Attorney General Alberto Gonzales has virtually wiped his public schedule clean to bone up for his long-awaited April 17 testimony before the Senate Judiciary Committee—a session widely seen as a crucial test as to whether he will survive the U.S. attorney mess. But even his own closest advisers are nervous about whether he is up to the task. At a recent "prep" for a prospective Sunday talk-show interview, Gonzales's performance was so poor that top aides scrapped any live appearances. During the March 23 session in the A.G.'s conference room, Gonzales was grilled by a team of top aides and advisers—including former Republican National Committee chair Ed Gillespie and former White House lawyer Tim Flanigan—about what he knew about the plan to fire seven U.S. attorneys last fall. But Gonzales kept contradicting himself and "getting his timeline confused," said one participant who asked not to be identified talking about a private meeting. His advisers finally got "exasperated" with him, the source added. "He's not ready," Tasia Scolinos, Gonzales's public-affairs chief, told the A.G.'s top aides after the session was over, said the source. Asked for comment, Scolinos told NEWSWEEK: "This was the first session of this kind that we'd done."
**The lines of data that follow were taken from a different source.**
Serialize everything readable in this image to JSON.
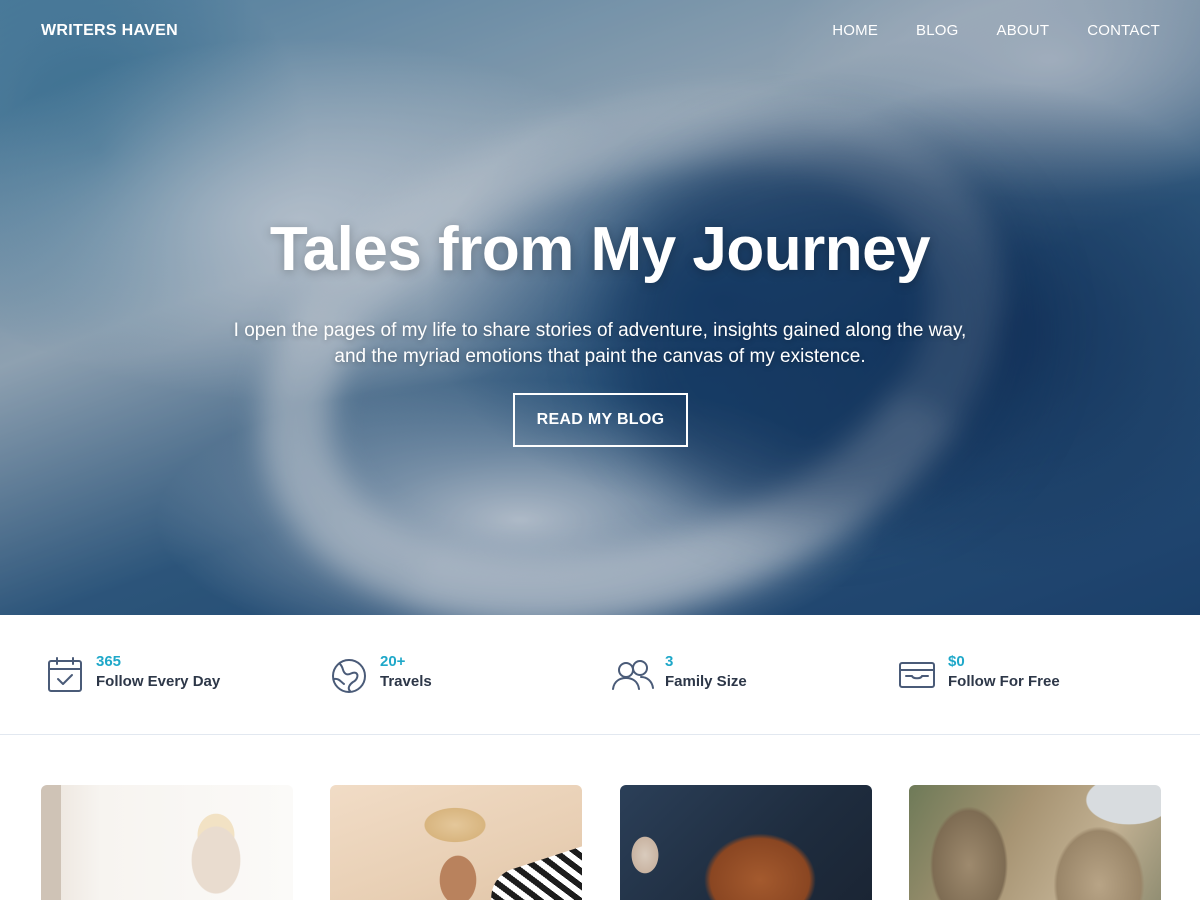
{
  "site": {
    "brand": "WRITERS HAVEN"
  },
  "nav": {
    "items": [
      {
        "label": "HOME"
      },
      {
        "label": "BLOG"
      },
      {
        "label": "ABOUT"
      },
      {
        "label": "CONTACT"
      }
    ]
  },
  "hero": {
    "title": "Tales from My Journey",
    "subtitle": "I open the pages of my life to share stories of adventure, insights gained along the way, and the myriad emotions that paint the canvas of my existence.",
    "button_label": "READ MY BLOG",
    "image": "ocean-wave-photo"
  },
  "stats": [
    {
      "value": "365",
      "label": "Follow Every Day",
      "icon": "calendar-check-icon"
    },
    {
      "value": "20+",
      "label": "Travels",
      "icon": "globe-icon"
    },
    {
      "value": "3",
      "label": "Family Size",
      "icon": "users-icon"
    },
    {
      "value": "$0",
      "label": "Follow For Free",
      "icon": "wallet-icon"
    }
  ],
  "cards": [
    {
      "image": "woman-meditating-photo"
    },
    {
      "image": "woman-sunhat-beach-photo"
    },
    {
      "image": "bread-loaf-photo"
    },
    {
      "image": "rocky-cliff-photo"
    }
  ],
  "colors": {
    "accent": "#1fa8c9",
    "text_dark": "#2d3748",
    "icon_stroke": "#4a5b78",
    "divider": "#e2e8f0"
  }
}
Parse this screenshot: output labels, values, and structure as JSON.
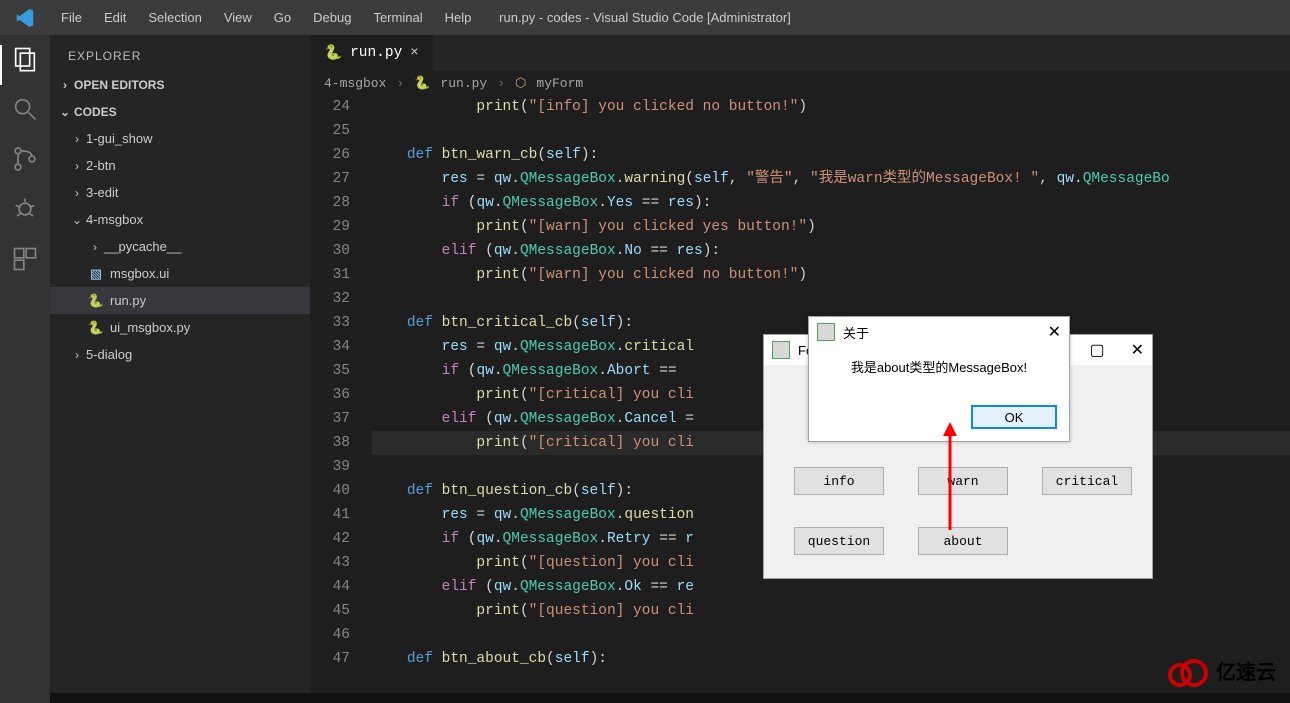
{
  "title": "run.py - codes - Visual Studio Code [Administrator]",
  "menu": [
    "File",
    "Edit",
    "Selection",
    "View",
    "Go",
    "Debug",
    "Terminal",
    "Help"
  ],
  "explorer": {
    "title": "EXPLORER",
    "open_editors": "OPEN EDITORS",
    "root": "CODES",
    "tree": [
      {
        "name": "1-gui_show",
        "kind": "folder",
        "expanded": false,
        "indent": 1
      },
      {
        "name": "2-btn",
        "kind": "folder",
        "expanded": false,
        "indent": 1
      },
      {
        "name": "3-edit",
        "kind": "folder",
        "expanded": false,
        "indent": 1
      },
      {
        "name": "4-msgbox",
        "kind": "folder",
        "expanded": true,
        "indent": 1
      },
      {
        "name": "__pycache__",
        "kind": "folder",
        "expanded": false,
        "indent": 2
      },
      {
        "name": "msgbox.ui",
        "kind": "file",
        "icon": "ui",
        "indent": 2
      },
      {
        "name": "run.py",
        "kind": "file",
        "icon": "py",
        "indent": 2,
        "selected": true
      },
      {
        "name": "ui_msgbox.py",
        "kind": "file",
        "icon": "py",
        "indent": 2
      },
      {
        "name": "5-dialog",
        "kind": "folder",
        "expanded": false,
        "indent": 1
      }
    ]
  },
  "tab": {
    "label": "run.py"
  },
  "breadcrumbs": {
    "folder": "4-msgbox",
    "file": "run.py",
    "symbol": "myForm"
  },
  "line_numbers": [
    24,
    25,
    26,
    27,
    28,
    29,
    30,
    31,
    32,
    33,
    34,
    35,
    36,
    37,
    38,
    39,
    40,
    41,
    42,
    43,
    44,
    45,
    46,
    47
  ],
  "form_window": {
    "title": "Fo",
    "buttons": {
      "info": "info",
      "warn": "warn",
      "critical": "critical",
      "question": "question",
      "about": "about"
    }
  },
  "about_dialog": {
    "title": "关于",
    "message": "我是about类型的MessageBox!",
    "ok": "OK"
  },
  "watermark": "亿速云"
}
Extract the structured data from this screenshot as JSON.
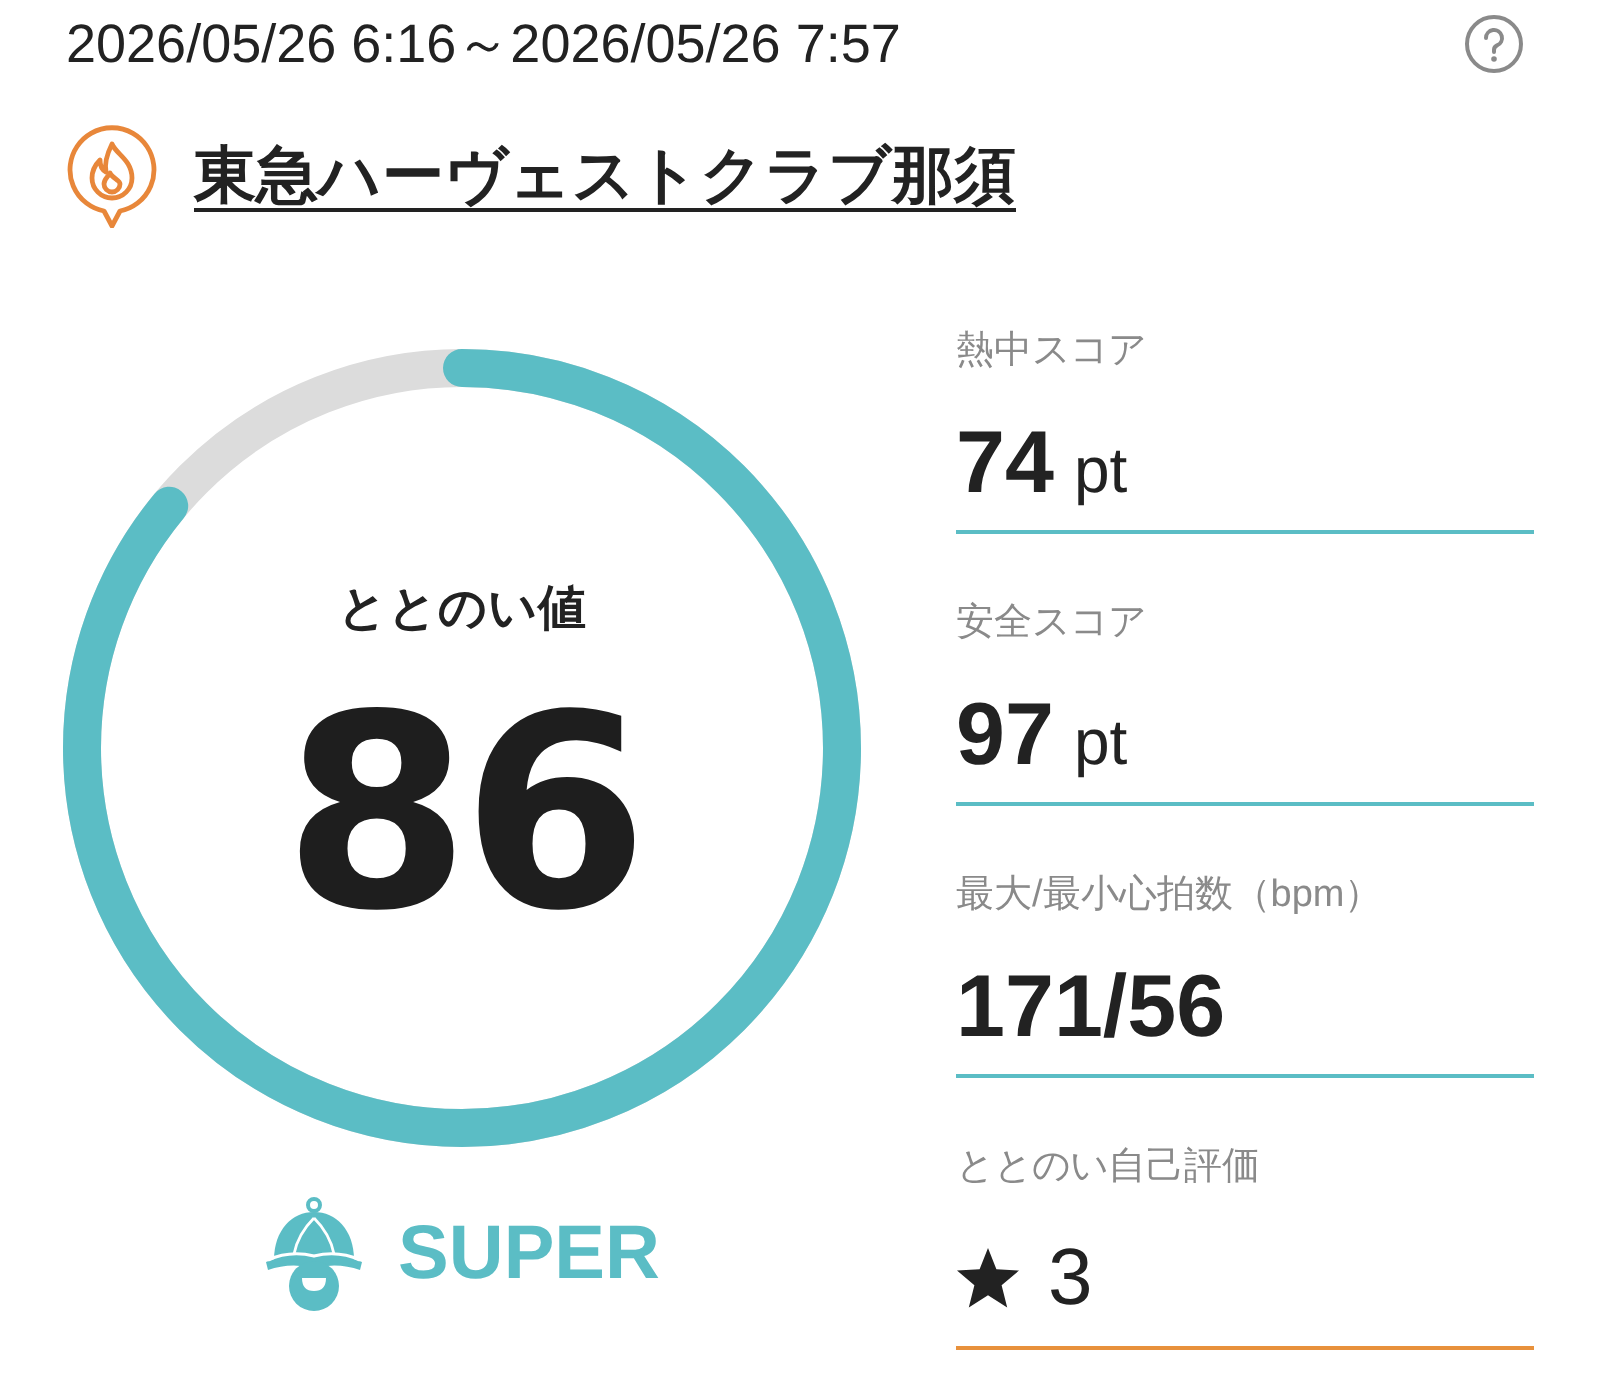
{
  "period": "2026/05/26 6:16～2026/05/26 7:57",
  "facility": {
    "name": "東急ハーヴェストクラブ那須"
  },
  "score": {
    "label": "ととのい値",
    "value": "86",
    "level": 0.86
  },
  "rank": {
    "label": "SUPER"
  },
  "metrics": [
    {
      "kind": "value",
      "label": "熱中スコア",
      "value": "74",
      "unit": "pt",
      "color": "#5bbdc5"
    },
    {
      "kind": "value",
      "label": "安全スコア",
      "value": "97",
      "unit": "pt",
      "color": "#5bbdc5"
    },
    {
      "kind": "value",
      "label": "最大/最小心拍数（bpm）",
      "value": "171/56",
      "color": "#5bbdc5"
    },
    {
      "kind": "rating",
      "label": "ととのい自己評価",
      "value": "3",
      "color": "#e8913c"
    }
  ]
}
One problem is that Gonzales is increasingly isolated. Top DOJ lawyers have decreed he can't talk about the U.S. attorney firings with Deputy Attorney General Paul McNulty and his staff, who are key witnesses in an internal Justice inquiry into whether DOJ officials misled Congress. (Any consultation could be viewed as an attempt to "coordinate" their stories.) With his chief of staff, D. Kyle Sampson, forced to resign, Gonzales has no trusted aide who both knows the facts about the firings and has political skills, according to a top DOJ official who asked not to be named talking about internal matters. Courtney Elwood, a former deputy to Dick Cheney's chief counsel David Addington, who is now working for Gonzales, has taken on a bigger role, shutting down responses to most inquiries from Congress and the news media because she views the firings flap as a purely "legal" issue. "There's nobody quarterbacking this," said another frustrated administration official, who asked not to be identified for the same reasons. "The department is in a state of paralysis." But Gonzales remains determined to make his case. He is spending hours alone in his office, poring over documents and calling members of Congress; his staff is planning "murder board" sessions later this week where outsiders may be brought in to play the roles of Judiciary chair Sen. Patrick Leahy or Sen. Chuck Schumer. Gonzales is likely to start out next week's hearing with a more expansive mea culpa. "The attorney general definitely regrets how this situation has been handled," said Scolinos. "But he firmly believes that nothing improper was done."
Editor's Note: Newsweek reported last week that Justice Department official Courtney Elwood had been "shutting down" most inquiries from Congress and the news media about the firings of U.S. attorneys. Elwood did not respond to Newsweek's request for comment until after deadline. She and another Justice official told Newsweek then that while Elwood did recommend holding up some responses to Congress and the news media, she did so only to make sure they were fully accurate before they were released.